Saturday, March 5, 2011

How to explain things in the world of IT

You see them all the time. The words and the expressions that are used all over the place, and which usually means something completely different from what that particular word means in real life (which is any life outside IT. Which in turn means any life at all). And it's not just Sales and Marketing folks that use these words, you see them used by any kind of IT professional, in particular when something just s*cks or plainly just doesn't work at all and the IT Professionals Dictionary is picked up and out comes a string of meaning less words, all with a fuzzy interpretation even when used correctly, strung together and mixed up with some technology term and a few acronyms.

Another thing here is that all terms used are fuzzy and non-committal, and typically passive terms are used. When something works, it is We created this exceptional groundbreaking SSD based RDBMS with world-leading performance! And when that groundbreaking technology fails, it's no longer "We created", rather it's "The system" or "The Technology" or some even more passive fuzzy terms is used, say The SSD part number X-561 671 has, due to conditions not under our control (Osama Bin Laden for example. But anyone but us. Despite the fact that when the product was released 2 months ago it was WE who had created just about every part of the product. But as the product actually s*cked, all responsibility is not with anyone else but us) show suboptimal performance under certain situations. Also the data quality has in some extreme tests shown signs of deteriorating. In short: The thing s*cks, data is corrupted, the product is ours and ours alone, but we are NOT responsible. Sort of.

Now, you can in an announcement usually find words that are meaningless, and at the same time positive, that are used in these situations. Words that make something look good, but not good in any specific kind of way, and above all are completely non-binding. Words and terms such as ground breaking, world class, excellent, seamless, high performance, user experience etc.

To these words you add a spice of acronyms of choice. These are a bit more difficult, and they have the role of making something look "modern" or "high end" or something like that, it means that these acronyms are more tied to the current times and to what is considered "HOT" when the something is written. And this changes with time of course. Todays acronym is SSD I think, at least when it comes to IT products. Every single product announcement has to mention SSD at least 10 times it seems, from razors to servers, from car radios to laptops, all benefit from SSD technology. Just HOW they benefit we don't know, but they do. It is these acronyms that makes an announcement look dated after a year or so, but in an announcement that is a few years old, say a 1980's software announcement where the writer wets his pants over SNA, you can do a search-and-replace for SNA-to-SSD and a new, modern, announcement is made.

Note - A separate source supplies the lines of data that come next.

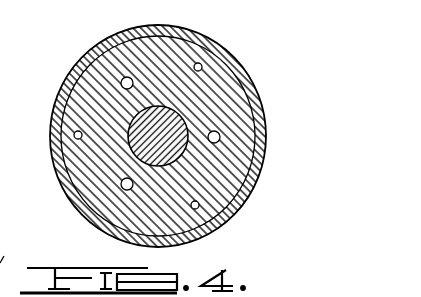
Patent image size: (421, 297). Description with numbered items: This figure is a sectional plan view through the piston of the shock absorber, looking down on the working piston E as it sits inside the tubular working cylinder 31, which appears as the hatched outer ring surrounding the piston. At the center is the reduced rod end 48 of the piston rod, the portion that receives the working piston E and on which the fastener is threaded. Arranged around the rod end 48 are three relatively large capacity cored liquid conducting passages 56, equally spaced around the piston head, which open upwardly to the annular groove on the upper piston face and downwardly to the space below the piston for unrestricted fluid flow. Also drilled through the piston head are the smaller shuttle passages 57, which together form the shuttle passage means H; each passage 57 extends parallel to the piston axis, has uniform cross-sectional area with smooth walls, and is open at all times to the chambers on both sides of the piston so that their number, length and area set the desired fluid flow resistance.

The tubular working cylinder 31 is at (69, 70).
The reduced rod end 48 is at (153, 104).
The cored liquid conducting passages 56 is at (128, 77).
The shuttle passages 57 is at (204, 69).
The working piston E is at (142, 129).
The shuttle passage means H is at (140, 136).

You may think that a changing a software technology acronym like SNA for something that is a hardware one, such as SSD, isn't going to work, but that is not true. It will work just fine. The reason is that whatever is being announced, it is neither, hardware, nor software or anything substantial like that. All you know about it is that it is something that is Ground breaking and provides great Value for money! That the bl**dy thing doesn't even work, and was never intended to work, unless the provider had figured out a way to work around Einsteins Theory of Relativity (and make no mistake, this is something a marketeer or a Sales Engineer does on a daily basis) but now we are talking reality. I.e. the product is great and works perfectly, it's just that when applied in the real world it somehow fails. But real world is typically one of those things that are beyond our control. So again, besides the minor point that it doesn't at all and never will work in reality, it works just fine, What's you problem mr. Customer?

Take one particularly disgusting terms that has survived the world of IT for ages and ages, and which is still used (I had it replied to me the other day): Seamless integration. This is an interesting term in that it can be used both when something is announced, and when it is announced that it doesn't work. The reason for this aspect of this term, that makes it so useful, is that it introduces things beyond our control, i.e. when you are integrating, it typically means you are integrating with something, which is a good thing and a selling point.

On the other hand, when that integration fails miserably, which is always does, I have yet to see a product really achieving seamless integration, I guess one reason is that you really do not WANT integration (anyone using Windows and has seen the so called "ribbon" interface in MS Office knows what I am talking about. They introduce an interface which is distinctly worse and completely different from what already exists in Windows itself, which it really should integrate with. And both of these things which really SHOULD provide "seamless integration" doesn't, despite both coming from MS and despite the fact that they were once much BETTER integrated). So no, we don't integration, but that doesn't mean we can't use Seamless Integration to sell a product, as well as the major, highly important, reason to explain why it failed to deliver on the promises in certain specific customer situations. That last part can be interpreted by you newcomers to the world of IT as This huge pile of manure you call software really s*cks!